We were at the Village Vanguard on Saturday, the second night of my visit to New York, when Mick told me the story of how he’d moved from New Orleans. We’d gone to hear Gato Barbieri, an Argentinean sax player with a tone like the screak of some great tropical bird. On the Vanguard’s stage, a stage that seemed too cramped for the club’s legendary stature, Barbieri soared in ecstatic flurries above a joyful racket of drumskins, maracas, and a berimbau. Between sets, Mick chain-smoked and chain-talked. He kept offering me cigarettes, and I kept telling him I’d quit. Finally, he observed that quitting must have agreed with me as I was looking fit, then insisted we arm-wrestle for drinks even though he could wrestle only with his weaker left arm. His right elbow was still healing from a break that had required surgery. Since I’m left-handed, it wasn’t a fair match.

“How’d you ever get them to hire your Yimmy Delabaloney ass as a bouncer?” I kidded, after pinning him a few times.

“I simply told them the truth, that the job of bouncer demands psychology, not brute strength. Being a bouncer is about acting.”

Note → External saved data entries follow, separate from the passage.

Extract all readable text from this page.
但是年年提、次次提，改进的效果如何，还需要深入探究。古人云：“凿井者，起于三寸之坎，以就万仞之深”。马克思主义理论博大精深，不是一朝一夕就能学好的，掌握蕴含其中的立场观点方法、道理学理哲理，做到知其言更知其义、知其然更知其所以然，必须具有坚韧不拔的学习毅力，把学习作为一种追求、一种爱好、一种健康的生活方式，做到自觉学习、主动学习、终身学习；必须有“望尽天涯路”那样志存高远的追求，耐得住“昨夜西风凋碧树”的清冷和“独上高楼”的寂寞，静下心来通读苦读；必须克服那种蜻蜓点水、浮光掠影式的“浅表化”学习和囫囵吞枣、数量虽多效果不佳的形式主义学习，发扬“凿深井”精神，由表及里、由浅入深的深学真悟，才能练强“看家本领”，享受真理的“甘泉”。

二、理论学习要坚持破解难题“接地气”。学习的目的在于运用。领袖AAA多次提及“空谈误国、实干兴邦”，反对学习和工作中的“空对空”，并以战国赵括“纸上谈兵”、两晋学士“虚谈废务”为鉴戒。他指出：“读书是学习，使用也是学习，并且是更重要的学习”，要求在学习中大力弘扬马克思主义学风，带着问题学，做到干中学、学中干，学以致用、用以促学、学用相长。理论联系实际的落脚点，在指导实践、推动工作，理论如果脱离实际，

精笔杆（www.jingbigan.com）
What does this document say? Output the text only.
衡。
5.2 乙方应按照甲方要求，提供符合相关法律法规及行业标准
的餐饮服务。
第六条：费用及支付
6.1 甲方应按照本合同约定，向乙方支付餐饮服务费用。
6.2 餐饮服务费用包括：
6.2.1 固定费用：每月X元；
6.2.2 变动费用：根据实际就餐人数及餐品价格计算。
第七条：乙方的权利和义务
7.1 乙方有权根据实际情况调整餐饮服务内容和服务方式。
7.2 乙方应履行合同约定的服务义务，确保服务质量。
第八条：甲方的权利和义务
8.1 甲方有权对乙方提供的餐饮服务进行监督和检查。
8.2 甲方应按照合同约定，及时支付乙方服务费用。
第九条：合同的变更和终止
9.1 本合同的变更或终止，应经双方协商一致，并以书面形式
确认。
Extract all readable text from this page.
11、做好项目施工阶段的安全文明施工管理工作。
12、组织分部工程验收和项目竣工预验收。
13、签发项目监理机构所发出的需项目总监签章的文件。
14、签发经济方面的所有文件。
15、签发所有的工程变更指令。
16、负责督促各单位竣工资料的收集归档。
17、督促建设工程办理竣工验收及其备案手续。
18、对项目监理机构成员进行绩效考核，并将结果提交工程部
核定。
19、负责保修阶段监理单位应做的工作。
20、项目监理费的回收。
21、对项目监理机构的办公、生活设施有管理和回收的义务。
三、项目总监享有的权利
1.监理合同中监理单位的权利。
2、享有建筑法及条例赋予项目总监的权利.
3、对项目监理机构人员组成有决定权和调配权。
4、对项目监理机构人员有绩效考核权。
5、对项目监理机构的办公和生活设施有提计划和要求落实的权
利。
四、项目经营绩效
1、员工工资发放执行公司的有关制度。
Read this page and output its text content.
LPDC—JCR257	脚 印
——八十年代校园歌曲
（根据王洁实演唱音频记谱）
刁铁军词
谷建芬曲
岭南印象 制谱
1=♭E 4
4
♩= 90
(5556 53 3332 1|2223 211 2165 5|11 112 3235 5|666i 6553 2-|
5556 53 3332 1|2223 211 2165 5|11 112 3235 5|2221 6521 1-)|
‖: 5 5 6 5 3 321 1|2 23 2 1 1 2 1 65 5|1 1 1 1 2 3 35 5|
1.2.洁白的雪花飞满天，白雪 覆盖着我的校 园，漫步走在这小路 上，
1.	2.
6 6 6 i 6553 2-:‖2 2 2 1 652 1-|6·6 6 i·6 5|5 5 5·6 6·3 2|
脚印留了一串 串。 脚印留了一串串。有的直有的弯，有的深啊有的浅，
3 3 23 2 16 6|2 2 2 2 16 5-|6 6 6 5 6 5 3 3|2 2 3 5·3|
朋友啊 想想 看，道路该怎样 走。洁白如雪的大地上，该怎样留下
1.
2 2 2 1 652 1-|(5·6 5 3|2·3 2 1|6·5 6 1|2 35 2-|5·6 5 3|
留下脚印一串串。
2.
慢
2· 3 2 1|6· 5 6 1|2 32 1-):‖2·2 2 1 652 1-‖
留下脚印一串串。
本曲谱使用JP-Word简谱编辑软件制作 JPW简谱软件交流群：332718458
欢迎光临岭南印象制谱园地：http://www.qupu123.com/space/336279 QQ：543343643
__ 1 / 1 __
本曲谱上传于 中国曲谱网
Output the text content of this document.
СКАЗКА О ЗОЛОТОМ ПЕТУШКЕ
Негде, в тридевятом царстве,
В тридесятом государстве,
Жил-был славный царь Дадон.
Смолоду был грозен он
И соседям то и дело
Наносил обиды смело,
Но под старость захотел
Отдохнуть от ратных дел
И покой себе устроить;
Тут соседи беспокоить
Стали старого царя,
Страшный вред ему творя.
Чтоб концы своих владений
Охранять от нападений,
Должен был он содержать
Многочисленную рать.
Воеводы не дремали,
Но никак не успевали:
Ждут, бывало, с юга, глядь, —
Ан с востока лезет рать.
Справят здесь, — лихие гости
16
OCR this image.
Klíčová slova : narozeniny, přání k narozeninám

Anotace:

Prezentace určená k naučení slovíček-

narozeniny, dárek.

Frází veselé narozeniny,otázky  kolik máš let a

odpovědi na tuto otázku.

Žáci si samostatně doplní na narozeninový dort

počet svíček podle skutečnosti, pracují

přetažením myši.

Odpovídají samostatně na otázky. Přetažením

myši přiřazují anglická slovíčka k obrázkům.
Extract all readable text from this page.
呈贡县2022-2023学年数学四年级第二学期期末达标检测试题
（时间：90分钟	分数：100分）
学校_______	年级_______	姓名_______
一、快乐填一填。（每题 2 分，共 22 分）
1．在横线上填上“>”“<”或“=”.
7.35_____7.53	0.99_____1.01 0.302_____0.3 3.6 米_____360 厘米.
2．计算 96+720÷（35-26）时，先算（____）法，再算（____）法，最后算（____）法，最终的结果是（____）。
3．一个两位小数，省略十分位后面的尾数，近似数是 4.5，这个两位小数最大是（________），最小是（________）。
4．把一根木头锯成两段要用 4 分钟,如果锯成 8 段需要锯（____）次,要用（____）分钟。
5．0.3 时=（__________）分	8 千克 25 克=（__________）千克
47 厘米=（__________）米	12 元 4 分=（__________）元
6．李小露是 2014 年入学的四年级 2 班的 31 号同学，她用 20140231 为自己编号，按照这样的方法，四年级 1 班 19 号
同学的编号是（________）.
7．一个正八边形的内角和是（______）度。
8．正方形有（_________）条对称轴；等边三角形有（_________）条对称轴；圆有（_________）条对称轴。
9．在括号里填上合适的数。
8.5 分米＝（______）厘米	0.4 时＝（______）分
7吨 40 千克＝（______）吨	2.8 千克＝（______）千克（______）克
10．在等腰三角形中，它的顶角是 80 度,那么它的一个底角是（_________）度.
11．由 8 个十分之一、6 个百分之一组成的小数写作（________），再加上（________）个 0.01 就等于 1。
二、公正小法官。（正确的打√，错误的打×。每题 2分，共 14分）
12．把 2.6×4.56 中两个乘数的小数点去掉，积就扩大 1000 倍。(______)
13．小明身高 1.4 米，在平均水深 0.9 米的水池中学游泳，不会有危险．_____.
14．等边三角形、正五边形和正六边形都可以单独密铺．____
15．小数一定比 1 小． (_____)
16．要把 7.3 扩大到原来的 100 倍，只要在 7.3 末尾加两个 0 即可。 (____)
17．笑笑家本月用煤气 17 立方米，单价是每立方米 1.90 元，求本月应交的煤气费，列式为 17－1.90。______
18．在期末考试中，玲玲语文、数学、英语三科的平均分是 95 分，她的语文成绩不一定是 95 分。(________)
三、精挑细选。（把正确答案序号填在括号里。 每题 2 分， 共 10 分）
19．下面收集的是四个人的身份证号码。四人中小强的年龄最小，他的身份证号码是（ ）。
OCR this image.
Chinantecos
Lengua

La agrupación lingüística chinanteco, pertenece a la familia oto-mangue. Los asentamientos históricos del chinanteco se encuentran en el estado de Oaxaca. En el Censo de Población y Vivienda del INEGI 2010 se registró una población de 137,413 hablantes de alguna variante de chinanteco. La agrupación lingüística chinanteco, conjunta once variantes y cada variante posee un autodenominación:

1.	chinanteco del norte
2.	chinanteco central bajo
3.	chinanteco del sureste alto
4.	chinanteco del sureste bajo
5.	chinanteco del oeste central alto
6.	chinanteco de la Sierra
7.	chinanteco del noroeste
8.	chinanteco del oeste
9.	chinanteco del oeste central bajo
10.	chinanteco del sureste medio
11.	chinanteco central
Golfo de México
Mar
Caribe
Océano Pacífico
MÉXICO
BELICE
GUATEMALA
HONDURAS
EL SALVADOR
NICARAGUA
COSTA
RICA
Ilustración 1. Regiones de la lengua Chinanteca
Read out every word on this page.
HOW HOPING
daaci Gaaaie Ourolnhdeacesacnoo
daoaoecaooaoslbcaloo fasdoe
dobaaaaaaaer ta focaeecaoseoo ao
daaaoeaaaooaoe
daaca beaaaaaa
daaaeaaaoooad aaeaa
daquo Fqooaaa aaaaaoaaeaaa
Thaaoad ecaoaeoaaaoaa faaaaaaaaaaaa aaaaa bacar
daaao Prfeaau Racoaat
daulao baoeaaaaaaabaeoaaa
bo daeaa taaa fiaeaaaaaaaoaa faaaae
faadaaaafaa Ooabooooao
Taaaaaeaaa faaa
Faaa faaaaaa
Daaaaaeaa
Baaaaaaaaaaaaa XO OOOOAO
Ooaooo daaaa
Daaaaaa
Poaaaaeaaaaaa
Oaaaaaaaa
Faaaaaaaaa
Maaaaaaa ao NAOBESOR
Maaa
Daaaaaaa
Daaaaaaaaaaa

It was another of Mick’s ever-fomenting theories that life was essentially about playing roles. It seemed a dangerous idea to put to the test if the role was that of bouncer on Forty-second Street.

His elbow was injured outside the Kit Kat when he was stomped in a brawl he didn’t see coming with a party of crazed UFO conventioneers — some dressed like Star Trek characters. “Wouldn’t think Trekkies could be such mean fucks,” Mick said. “Whatever happened to ‘Live long and prosper’?”

After the cops broke up the fight, Mick went back into the Kit Kat and began pounding shots of Barbancourt rum. A Haitian friend had once told him there was a saying in Haiti that “Barbancourt can cure even peg leg.” Mick couldn’t bend his right arm, and the bad timing of the injury was ominous: his first real audition since arriving in New York was scheduled for the next morning. He was to read for a role in Tennessee Williams’s Summer and Smoke, a play he had done in New Orleans. He’d long regarded Williams as his lucky playwright, and luck was something Mick increasingly courted. He’d become superstitious since moving to New York, addicted to lotto — a game he’d previously condemned for bilking the poor. You couldn’t pursue a career in acting, he now argued, without accepting that your life would be governed by chance.